Case management tools can put the accelerator on progress in care coordination to improve quality and reduce costs. It can also drive a healthcare organization’s route to becoming an accountable care organization.
Case management can assure that provider teams collect and share the right information about patients to reduce readmissions and to receive the expected reimbursement from their payers, according to Tamara Pruett, director of case management at Banner Baywood and Banner Heart, part of the Banner Health network. A case manager can perform the review and screening work that is involved.
Banner Health, based in Phoenix, Ariz., is also one of 32 Pioneer ACOs named by the Centers for Medicare and Medicaid, she said.
“We know we have to change the practice of health care, and we know we have to focus on quality,” Pruett said. At the same time, providers have to achieve financial health in the current environment while “we plan for healthcare reform, value-based purchasing and then the transition to being a more accountable care organization,” she said at a recent care coordination conference sponsored by Dorland Health.

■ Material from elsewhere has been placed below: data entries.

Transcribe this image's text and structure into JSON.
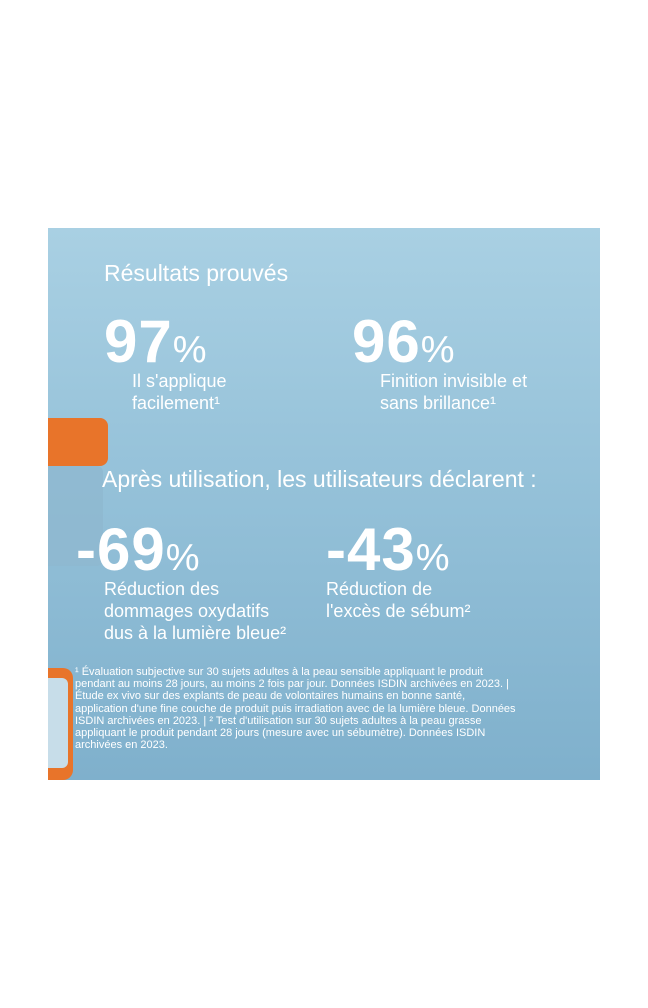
{
  "heading": "Résultats prouvés",
  "stats_top": [
    {
      "number": "97",
      "unit": "%",
      "lines": [
        "Il s'applique",
        "facilement¹"
      ]
    },
    {
      "number": "96",
      "unit": "%",
      "lines": [
        "Finition invisible et",
        "sans brillance¹"
      ]
    }
  ],
  "subheading": "Après utilisation, les utilisateurs déclarent :",
  "stats_bottom": [
    {
      "number": "-69",
      "unit": "%",
      "lines": [
        "Réduction des",
        "dommages oxydatifs",
        "dus à la lumière bleue²"
      ]
    },
    {
      "number": "-43",
      "unit": "%",
      "lines": [
        "Réduction de",
        "l'excès de sébum²"
      ]
    }
  ],
  "footnote": [
    "¹ Évaluation subjective sur 30 sujets adultes à la peau sensible appliquant le produit",
    "pendant au moins 28 jours, au moins 2 fois par jour. Données ISDIN archivées en 2023. |",
    "Étude ex vivo sur des explants de peau de volontaires humains en bonne santé,",
    "application d'une fine couche de produit puis irradiation avec de la lumière bleue. Données",
    "ISDIN archivées en 2023. | ² Test d'utilisation sur 30 sujets adultes à la peau grasse",
    "appliquant le produit pendant 28 jours (mesure avec un sébumètre). Données ISDIN",
    "archivées en 2023."
  ]
}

Built on electronic health records and other health IT, case management at Banner Health has advanced care coordination, including through:
1. Reducing readmissions. Banner developed a process in its workflow in which the staff can tag a patient who is at high risk for readmission using evidence-based criteria. The patient is stratified by the criteria to be low, moderate or high risk for any one of four conditions, such as readmission for heart failure. “Each time the patient comes in and the risk stratification changes, they can re-stratify the patient, and that remains on their work lists so they know who those patients are,” she said.
Banner also designed a standardized reassessment note with discrete data fields that can be reported on after it realized that historically patients haven’t been asked the right questions upon follow up. Among the facts Banner uncovered was that some patients were coming back for planned re-admissions, such as for chemotherapy treatment. With that knowledge, the provider can identify where the treatment might be delivered differently than as an inpatient.
2. Analyzing referral patterns. The system data shows where patients go and come from and how quickly and the time frame. The system provides the date that the patients who are readmitted were originally discharged and link that with their physicians and patient-level data. The availability of the information enables a unit with a high readmission rate to engage in an improvement process with its hospital-based physicians.
3. Collaborating on discharge planning. Banner is beginning to standardize across its facilities the practice of notifying primary care providers at the time that their patient is admitted and discharged from the hospital; communications are established with home care and other post-discharge services; and pharmacies are involved with call-backs to patients to make sure they pick up their medications and understand how to use them. Banner also partners with a Phoenix rapid care clinic to divert patients from unnecessarily using the hospital’s emergency department, which is across the street.
Banner centralizes discharge planning so that communications with home care and acute rehab is streamlined. The case manager puts in the request and works with the outpatient provider to make sure that the patient has that covered benefit. “We attribute part of our decrease in the length of stay in 2010 and 2011 to this process that we built,” she said, adding that the hospital has to have the data to assure that the patient received the appropriate care and match it to readmission data.
4. Assuring reimbursement. Banner centralized its payer requests for clinical reviews to accelerate the process to receive payment. A case manager can determine the review needed to be done, abstract the record and attach documentation to transmit to the payer. Banner performs about 3,000 payer reviews each month with an average time now of four hours. Previously, it was four days, Pruett said. Payment denials are rescinded 99 percent of the time now compared with 72 percent previously.
“By centralizing, it allowed us to see the volume of payer review requests and potential denials that were received every day. That was really important in being able to build partnerships with our payers as we move into the ACO time frame,” Pruett said. “The same case management and discharge planning system, which includes the centralized denial department, allows us to look at resource utilization, delays in care, process and physician opportunities, readmission rates, referral patterns and the denial data -- it all lives in one system."
5. Educating patients. Banner is phasing in patient education to meet the patient where they are and to make sure that they understand their health information. “If you give them a booklet, go through it with them, and [ask] did you understand it? We do follow-up phone calls,” she said. A navigator assists the patient in understanding health information and assuring that follow-up appointments are made.
“But using the technology to be able to say that these are the number of touches and tie that to the outcome is essential to being able to deliver highly coordinated care,” she said. “It definitely is supported by our C-suites and they see the value in it.”